Now, how does kokumi occur in these circumstances? In layman’s terms, heat breaks proteins down into smaller bits, including kokumi peptides. Because too much heat can also cause instability, and some kokumi peptide compounds are more volatile than others, heating low and slow is the best way to cultivate the sensation in a stable environment. This also explains why some foods lose that rich mouthfeel when overcooked.
Sometimes in hot cooking, the process of building kokumi is referred to as something different or specific. What we know as the Maillard reaction, for example, is actually the creation of kokumi. Heat is applied to meat, amino acids and sugars are reduced, and Maillard peptides are created. These Maillard peptides, which we see as a brown sear, are where kokumi comes from.
Layering ingredients is important if you’re trying to build kokumi
By selecting the right ingredients and applying patient cooking techniques, you’re already giving your food an excellent shot at developing kokumi, which will make the food you’re cooking satisfying and craveable. Plus, it’s pretty simple to implement, so you can feel cool knowing you’re working with a concept like kokumi off of those two things alone. Yet the opportunity to bring kokumi forward doesn’t end there. In fact, there’s the technique of layering, which is really just the art of developing kokumi.
Layering your ingredients is important when making a number of dishes, including a soup or a curry. Seasoning your food in layers — whether that food is a pasta sauce or chili — allows each ingredient the opportunity to build without breaking down important flavor compounds.
For instance, onions and garlic will develop kokumi peptides at different times and temperatures than mushrooms will. Cooking tomatoes down to brown (before you add water), meanwhile, will give your Bolognese more Maillard peptides than if you’d swamped them. In that sense, the layering of ingredients is really just another practice for bringing kokumi into your cooking.
Researchers are trying to isolate and impart kokumi to make foods taste better
If kokumi does, in fact, have some ties to the evolution of humans via cooked food, then it has the potential to be more than just something that makes food taste better. Rather, kokumi as an additive has the potential to make different foods — like meat alternatives — taste closer to our evolutionary cravings than they otherwise would. As a result, food science research around isolating and commercializing kokumi is red hot.
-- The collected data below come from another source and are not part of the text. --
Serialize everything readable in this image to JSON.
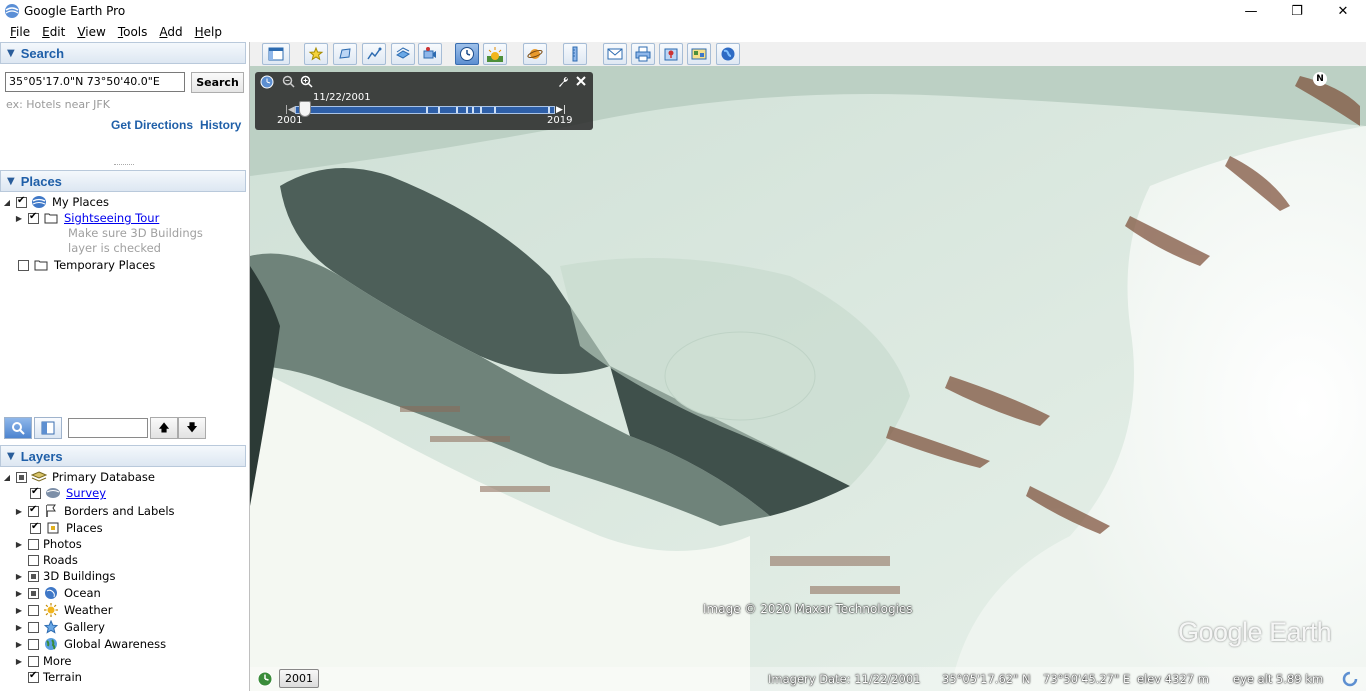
{
  "window": {
    "title": "Google Earth Pro",
    "minimize": "—",
    "maximize": "❐",
    "close": "✕"
  },
  "menu": [
    {
      "label": "File",
      "u": "F",
      "rest": "ile"
    },
    {
      "label": "Edit",
      "u": "E",
      "rest": "dit"
    },
    {
      "label": "View",
      "u": "V",
      "rest": "iew"
    },
    {
      "label": "Tools",
      "u": "T",
      "rest": "ools"
    },
    {
      "label": "Add",
      "u": "A",
      "rest": "dd"
    },
    {
      "label": "Help",
      "u": "H",
      "rest": "elp"
    }
  ],
  "search": {
    "header": "Search",
    "value": "35°05'17.0\"N 73°50'40.0\"E",
    "button": "Search",
    "hint": "ex: Hotels near JFK",
    "get_directions": "Get Directions",
    "history": "History"
  },
  "places": {
    "header": "Places",
    "my_places": "My Places",
    "sightseeing": "Sightseeing Tour",
    "note1": "Make sure 3D Buildings",
    "note2": "layer is checked",
    "temporary": "Temporary Places"
  },
  "layers": {
    "header": "Layers",
    "items": [
      {
        "label": "Primary Database"
      },
      {
        "label": "Survey"
      },
      {
        "label": "Borders and Labels"
      },
      {
        "label": "Places"
      },
      {
        "label": "Photos"
      },
      {
        "label": "Roads"
      },
      {
        "label": "3D Buildings"
      },
      {
        "label": "Ocean"
      },
      {
        "label": "Weather"
      },
      {
        "label": "Gallery"
      },
      {
        "label": "Global Awareness"
      },
      {
        "label": "More"
      },
      {
        "label": "Terrain"
      }
    ]
  },
  "timeslider": {
    "date": "11/22/2001",
    "start": "2001",
    "end": "2019"
  },
  "map": {
    "attribution": "Image © 2020 Maxar Technologies",
    "logo": "Google Earth",
    "north": "N"
  },
  "status": {
    "year_button": "2001",
    "imagery_date": "Imagery Date: 11/22/2001",
    "lat": "35°05'17.62\" N",
    "lon": "73°50'45.27\" E",
    "elev": "elev  4327 m",
    "eye_alt": "eye alt   5.89 km"
  }
}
Longtime players (such as the Ajinomoto Group) offer industrial solutions for creating kokumi. Its Savorboost product is a line of yeast extracts that can shortcut the process, making foods taste rounder and richer. Similarly, the Australian Meat Processor Corporation has been undertaking research to try and isolate kokumi compounds in red meat offal. Doing so can process a category of potentially wasted cuts into flavor modifiers that maintain use in the kitchen. Similarly, research published in the Journal of Agricultural and Food Chemistry in 2024 showed fermentation might be a way to make pea protein more perceivably full of kokumi, and thus more craveable and full-flavored in vegan foods.
By isolating the peptide combinations that make kokumi so clearly sensable in aged cheeses, food scientists are also getting closer to addressing one of the biggest problems with dairy-free cheeses: That eaters don’t desire them the same way we do with the traditional stuff. Identifying potential supplemental sources of kokumi can help food producers make products that taste complex and true, which is the kind of thing both meat eaters and vegans can get on board with.